We left Ottawa on Sunday night, in the middle of a blizzard. We woke up Monday morning in a different province, a different bed, and to the sound of the pouring rain. There is absolutely no snow left in St. John's, so it doesn't look or feel like January in the least. In addition to traveling 3000km, I feel like we also managed to travel back in time to September, because that's what it really looks like here. It's a mite disorienting.
In addition to the sheer physicality of long-distance travel, which is enough to overwhelm anyone, there is the additional confundus of mental attachments to places, things, and people.
When we first arrived in Ottawa for our Christmas holiday, Andy and I experienced the sensation that we were in some place that was very familiar to us, but that was no longer a home for us. Over the course of two weeks, as we managed to settle into a routine, that impression changed. I think it changed more for me than it did for Andy, who doesn't know when he will be back in the city. I, on the other hand, am planning to move back to Ottawa temporarily in the fall, and I will live there for eight months. So I was already seeing the city as a potential living space. I already have 'stuff' in my parents' house in readiness for my arrival. Essentially, the place just started to feel like home again, and then we left.

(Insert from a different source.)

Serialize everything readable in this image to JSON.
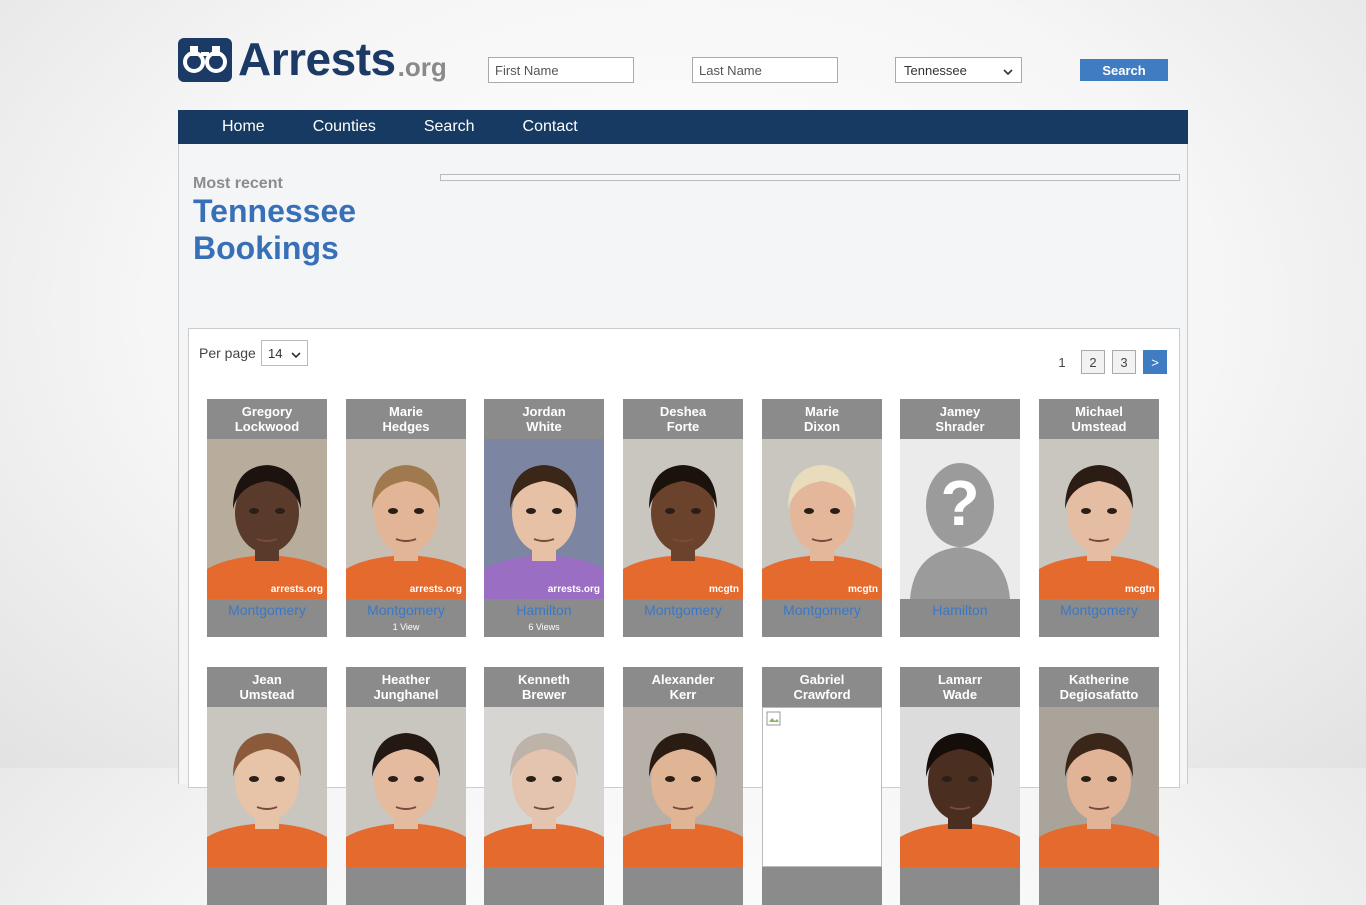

We nearly didn't make it home, either, due to adverse weather conditions, but here we are. Everything was just as we'd left it and everything was where we wanted it to be, but I felt a strange sense of detachment about the place. Over the past few days that has changed somewhat, but it's still there to a certain extent. I think that part of it stems from a lack of sleep and also the absence of any real time for me to sit at home and resituate myself in my place, as I have been working these days to catch up from the holiday. So perhaps tomorrow it will be better.
But it is very strange, living in two places at once. Kind of like when I lived at my parents' house during the week and Andy's apartment on the weekends back when we were dating. But this time it's 3000km apart.